Lola – NZ37 + Easterly – Picnic Boat

LOLA – NZ37 + EASTERLY – PICNIC BOAT

Todays story comes to us from retired boat builder Allan Hooper, just back from an extended trip to visit family the USA (Carlsbad just north of San Diego). I’ll let Allan tell the story :-

Prior to leaving I made contact with Morgan Spriggs the current owner of Lola, an NZ37. Lola was built at Jim Young’s NZ Yachts in 1969-70 while I was the foreman. 

I was very keen to see the boat after all these years. Morgan has spent  a lot of time restoring Lola and she looks as good as the date she left the factory apart from a few alterations and replacements. Morgan was excited to meet me and be able to talk about the build of the boat.

The hull construction is 4 skins of 1/4’” Kauri cold moulded with all of the back bone, floors, transom and bulkhead boundarys set in the mould. The hull was sheathed in Epoxy and glass. After the hull was taken off the mould the bulkheads and the interior were put in place and gunwales fitted.

The cabin,  cockpit and decks were built on a separate mould complete with paint work, glazing and hardware. Then in an operation taking only a couple of hours, was lifted and placed on the hull, located over the bulkheads, glued and fastened down.

The techniques developed to build these yachts enabled a NZ37 to be built from start to finish in 4 weeks.

Read and view more on Lola here https://www.latitude38.com/lectronic/lola-55-year-old-kiwi-sloop-finds-home-san-diego/

Morgan‘s father Robert owns a beautiful picnic boat, Easterly (photos below), an ex  Maine lobster boat on which we toured the San Diego bay.

It was used by Denis Connor is a chase boat when he was sailing in the Americas cup. Robert Spriggs has owns the boat for 22 years and it is in as new condition, you could have eaten your lunch of the engine or engine room floor.

The teak cockpit sole is the best laid teak I have ever seen, the timber selected is absolutely perfect, as was the whole boat.

The waterfront at downtown San Diego has a beautiful collection of maritime exhibits including a sailing immigrant ship the “Star of India” which was a regular visitor to New Zealand in the 1800s, once a year it is taken out for a sail.
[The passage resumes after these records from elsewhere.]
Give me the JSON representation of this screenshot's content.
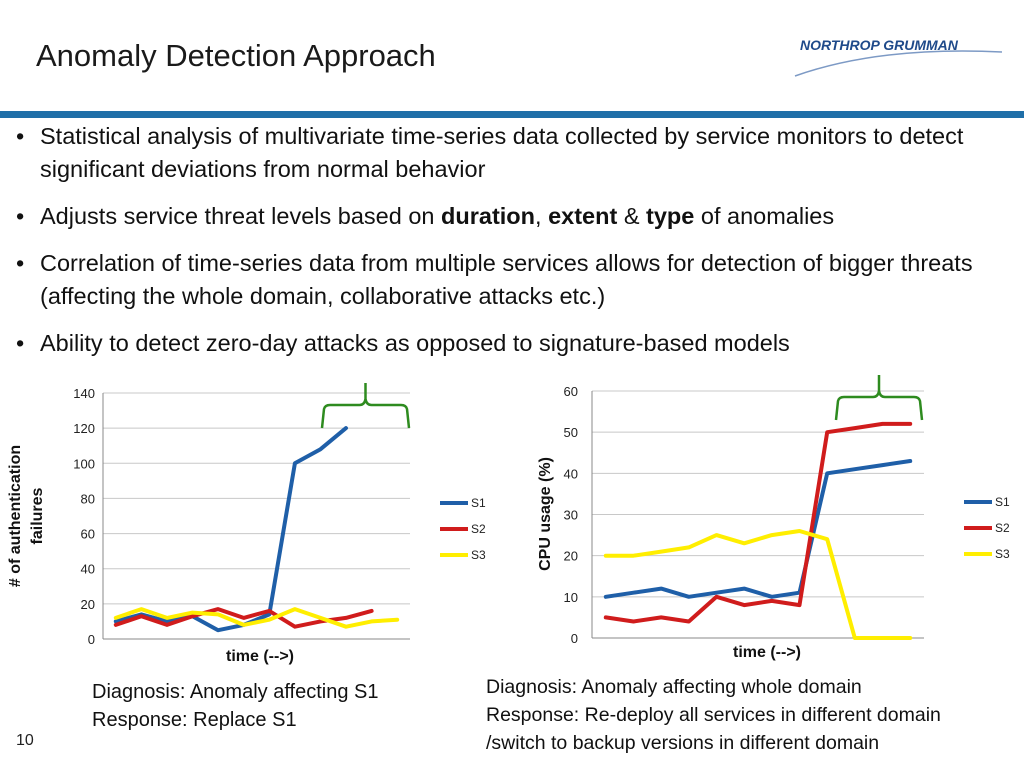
{
  "slide": {
    "title": "Anomaly Detection Approach",
    "logo_text": "NORTHROP GRUMMAN",
    "page_number": "10",
    "bullets": [
      {
        "text": "Statistical analysis of multivariate time-series data collected by service monitors to detect significant deviations from normal behavior"
      },
      {
        "pre": "Adjusts service threat levels based on ",
        "b1": "duration",
        "mid1": ", ",
        "b2": "extent",
        "mid2": " & ",
        "b3": "type",
        "post": " of anomalies"
      },
      {
        "text": "Correlation of time-series data from multiple services allows for detection of bigger threats (affecting the whole domain, collaborative attacks etc.)"
      },
      {
        "text": "Ability to detect zero-day attacks as opposed to signature-based models"
      }
    ],
    "captions": {
      "left_line1": "Diagnosis: Anomaly affecting S1",
      "left_line2": "Response: Replace S1",
      "right_line1": "Diagnosis: Anomaly affecting whole domain",
      "right_line2": "Response: Re-deploy all services in different domain",
      "right_line3": "/switch to backup versions in different domain"
    },
    "colors": {
      "accent_bar": "#1f6fa8",
      "bracket": "#2e8b1f"
    }
  },
  "chart_data": [
    {
      "type": "line",
      "ylabel": "# of authentication failures",
      "xlabel": "time (-->)",
      "ylim": [
        0,
        140
      ],
      "yticks": [
        0,
        20,
        40,
        60,
        80,
        100,
        120,
        140
      ],
      "x": [
        1,
        2,
        3,
        4,
        5,
        6,
        7,
        8,
        9,
        10,
        11,
        12
      ],
      "series": [
        {
          "name": "S1",
          "color": "#1f5fa8",
          "values": [
            10,
            14,
            10,
            13,
            5,
            8,
            14,
            100,
            108,
            120,
            null,
            null
          ]
        },
        {
          "name": "S2",
          "color": "#d01c1c",
          "values": [
            8,
            13,
            8,
            13,
            17,
            12,
            16,
            7,
            10,
            12,
            16,
            null
          ]
        },
        {
          "name": "S3",
          "color": "#ffee00",
          "values": [
            12,
            17,
            12,
            15,
            14,
            8,
            11,
            17,
            12,
            7,
            10,
            11
          ]
        }
      ],
      "grid": true,
      "legend": "right"
    },
    {
      "type": "line",
      "ylabel": "CPU usage (%)",
      "xlabel": "time (-->)",
      "ylim": [
        0,
        60
      ],
      "yticks": [
        0,
        10,
        20,
        30,
        40,
        50,
        60
      ],
      "x": [
        1,
        2,
        3,
        4,
        5,
        6,
        7,
        8,
        9,
        10,
        11,
        12
      ],
      "series": [
        {
          "name": "S1",
          "color": "#1f5fa8",
          "values": [
            10,
            11,
            12,
            10,
            11,
            12,
            10,
            11,
            40,
            41,
            42,
            43
          ]
        },
        {
          "name": "S2",
          "color": "#d01c1c",
          "values": [
            5,
            4,
            5,
            4,
            10,
            8,
            9,
            8,
            50,
            51,
            52,
            52
          ]
        },
        {
          "name": "S3",
          "color": "#ffee00",
          "values": [
            20,
            20,
            21,
            22,
            25,
            23,
            25,
            26,
            24,
            0,
            0,
            0
          ]
        }
      ],
      "grid": true,
      "legend": "right"
    }
  ]
}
Further along the waterfront is the USS Midway launched in 1945, she was finally laid up in the 1990s. If you’ve never been on an aircraft carrier it’s well worth a visit. 3.5 acres of 3 inch thick steel makes up the flight deck. It is an interesting harbour to visit and extremely busy as it is alongside the international airport, a military airport, a naval base, several marinas and the city. When you go out on the bay you see it and hear it all.